This is WEEKEND EDITION from NPR News. I'm Rachel Martin.

How do you build a country from scratch? Well, apparently some Catalonian's in Spain think one way to start is by building human pyramids. Catalonia will hold a symbolic vote on independence next week. And in order to draw attention to the referendum, supporters are literally climbing on top of one another. Human towers for democracy, they call them. Lauren Frayer explains.

LAUREN FRAYER, BYLINE: Turn a corner in Barcelona this fall and you might find this...

(SOUNDBITE OF MUSIC)

FRAYER: A flute band strikes up a traditional Catalan folk song. People fall into formation. And then they start climbing onto each other shoulders.

ANNA ESCOLA: Our goal is to do the human tower. The human tower called castell. It means castle.

FRAYER: Anna Escola is one of 250 members of her neighborhood Castellers Club. Castell means castle in the Catalan language. They get together every Friday night to build human towers. It's an 18th-century UN-recognized tradition specific to Catalonia. The strongest men and women form a circle, then Anna and her friend Marta Alvarez climb and stand on their shoulders.

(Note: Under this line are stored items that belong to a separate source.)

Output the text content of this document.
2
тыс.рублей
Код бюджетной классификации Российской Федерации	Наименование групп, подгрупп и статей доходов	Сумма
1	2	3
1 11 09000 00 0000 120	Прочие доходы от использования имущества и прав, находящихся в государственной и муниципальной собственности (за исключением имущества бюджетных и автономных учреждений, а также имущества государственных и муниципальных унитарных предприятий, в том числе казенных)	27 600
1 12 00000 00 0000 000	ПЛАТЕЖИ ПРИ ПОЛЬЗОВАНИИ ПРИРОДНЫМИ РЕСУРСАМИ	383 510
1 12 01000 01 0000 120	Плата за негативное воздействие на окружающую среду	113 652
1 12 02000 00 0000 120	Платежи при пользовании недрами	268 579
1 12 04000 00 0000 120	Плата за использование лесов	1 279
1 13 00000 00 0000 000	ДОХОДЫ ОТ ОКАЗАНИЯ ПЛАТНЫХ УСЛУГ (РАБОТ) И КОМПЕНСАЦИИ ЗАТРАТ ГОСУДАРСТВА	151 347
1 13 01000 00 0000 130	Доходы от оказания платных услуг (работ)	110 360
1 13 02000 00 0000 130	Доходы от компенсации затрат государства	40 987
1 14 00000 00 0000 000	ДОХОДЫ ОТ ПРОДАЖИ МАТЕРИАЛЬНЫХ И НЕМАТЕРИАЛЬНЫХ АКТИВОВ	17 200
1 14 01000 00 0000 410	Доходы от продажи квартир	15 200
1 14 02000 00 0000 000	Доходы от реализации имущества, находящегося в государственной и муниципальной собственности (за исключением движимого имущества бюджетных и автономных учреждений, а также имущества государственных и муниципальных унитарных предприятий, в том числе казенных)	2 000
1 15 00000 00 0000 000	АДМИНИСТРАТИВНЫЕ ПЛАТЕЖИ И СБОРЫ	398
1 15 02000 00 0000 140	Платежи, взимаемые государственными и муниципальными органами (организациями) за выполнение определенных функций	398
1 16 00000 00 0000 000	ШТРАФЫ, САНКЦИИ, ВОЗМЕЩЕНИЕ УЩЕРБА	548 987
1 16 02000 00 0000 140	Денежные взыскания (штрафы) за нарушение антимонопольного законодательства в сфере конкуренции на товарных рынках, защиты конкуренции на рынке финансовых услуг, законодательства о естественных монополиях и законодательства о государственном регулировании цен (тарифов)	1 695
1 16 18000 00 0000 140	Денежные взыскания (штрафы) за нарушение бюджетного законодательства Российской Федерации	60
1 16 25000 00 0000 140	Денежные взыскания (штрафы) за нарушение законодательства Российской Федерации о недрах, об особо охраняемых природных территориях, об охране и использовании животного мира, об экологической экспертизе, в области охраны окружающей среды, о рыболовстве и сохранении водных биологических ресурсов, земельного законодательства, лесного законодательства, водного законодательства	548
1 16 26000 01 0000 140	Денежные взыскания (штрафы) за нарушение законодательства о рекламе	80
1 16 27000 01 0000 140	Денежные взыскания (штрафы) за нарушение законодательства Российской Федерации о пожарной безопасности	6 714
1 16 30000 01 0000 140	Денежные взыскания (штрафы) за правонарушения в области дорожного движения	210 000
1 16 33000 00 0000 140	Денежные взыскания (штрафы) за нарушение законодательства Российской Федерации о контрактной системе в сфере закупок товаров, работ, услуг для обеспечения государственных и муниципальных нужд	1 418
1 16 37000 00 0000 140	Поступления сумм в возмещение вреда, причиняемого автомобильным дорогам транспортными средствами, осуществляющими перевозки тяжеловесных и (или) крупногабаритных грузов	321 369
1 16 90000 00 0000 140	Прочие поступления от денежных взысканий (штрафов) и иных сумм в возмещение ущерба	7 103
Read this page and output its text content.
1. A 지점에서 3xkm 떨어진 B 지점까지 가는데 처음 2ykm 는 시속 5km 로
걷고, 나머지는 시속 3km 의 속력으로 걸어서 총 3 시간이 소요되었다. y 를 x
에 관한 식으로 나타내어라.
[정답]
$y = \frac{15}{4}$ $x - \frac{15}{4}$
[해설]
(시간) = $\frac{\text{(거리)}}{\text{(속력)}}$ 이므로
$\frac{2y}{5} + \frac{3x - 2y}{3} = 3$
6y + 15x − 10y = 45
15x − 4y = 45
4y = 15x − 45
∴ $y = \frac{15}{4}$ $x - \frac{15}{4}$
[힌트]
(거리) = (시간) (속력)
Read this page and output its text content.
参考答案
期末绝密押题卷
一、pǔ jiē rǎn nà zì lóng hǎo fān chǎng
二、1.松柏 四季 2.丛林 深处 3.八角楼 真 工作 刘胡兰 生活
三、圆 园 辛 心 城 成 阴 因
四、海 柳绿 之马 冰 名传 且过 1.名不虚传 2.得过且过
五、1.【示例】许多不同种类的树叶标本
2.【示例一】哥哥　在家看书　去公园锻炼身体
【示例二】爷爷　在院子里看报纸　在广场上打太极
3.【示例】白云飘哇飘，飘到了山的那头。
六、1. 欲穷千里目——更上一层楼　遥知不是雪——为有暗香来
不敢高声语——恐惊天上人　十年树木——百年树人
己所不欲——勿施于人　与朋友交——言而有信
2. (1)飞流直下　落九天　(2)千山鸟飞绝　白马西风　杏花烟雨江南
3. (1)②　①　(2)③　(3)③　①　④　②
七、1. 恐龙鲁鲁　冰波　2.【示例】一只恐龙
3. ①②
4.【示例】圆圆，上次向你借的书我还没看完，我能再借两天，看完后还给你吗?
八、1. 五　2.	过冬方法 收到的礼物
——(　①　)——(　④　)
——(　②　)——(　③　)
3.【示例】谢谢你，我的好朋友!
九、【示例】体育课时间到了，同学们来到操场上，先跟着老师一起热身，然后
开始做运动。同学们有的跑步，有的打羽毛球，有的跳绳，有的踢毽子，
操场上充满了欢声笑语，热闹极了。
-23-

MARTA ALVAREZ: You have to just touch everyone's bodies. You have to have strength but then you have to have equilibrium, as well, and balance. And then when you go back to the floor, I don't know, it's just amazing. It's just amazing.

UNIDENTIFIED GIRL #1: Yo siete.

UNIDENTIFIED GIRL #2: Yo ocho.

FRAYER: It's usually a young girl called an enxaneta who goes all the way to the top, clamoring up eight, nine, even 10 tiers of people.

UNIDENTIFIED GIRL #1: (Spanish spoken).

UNIDENTIFIED GIRL #2: (Spanish spoken).

FRAYER: It's fun. It's cool. You're up there on top of everyone, say some of the girls. They climb in bare feet but wear safety helmets. Once on top, the enxanetas waves to the crowd.

ENRIC UCELAY: They do it just to say, I'm here. If you do with the four fingers, then that's the nationalist sign corresponding to the four stripes or bars of the Catalan flag.

FRAYER: Local historian Enric Ucelay says human tower building has exploded in popularity with Catalonia's push for independence. It's good practice for building a state, says participant Aureli Bisbe.

AURELI BISBE: For me, it's like an icon of our culture. It shows that we are capable of working together. That's not an easy thing. I like that our culture is able to do that.

FRAYER: Catalonia's human towers are popping up at pro-independence rallies across the region as Catalans prepare for the political struggle ahead. For NPR News, I'm Lauren Frayer in Barcelona.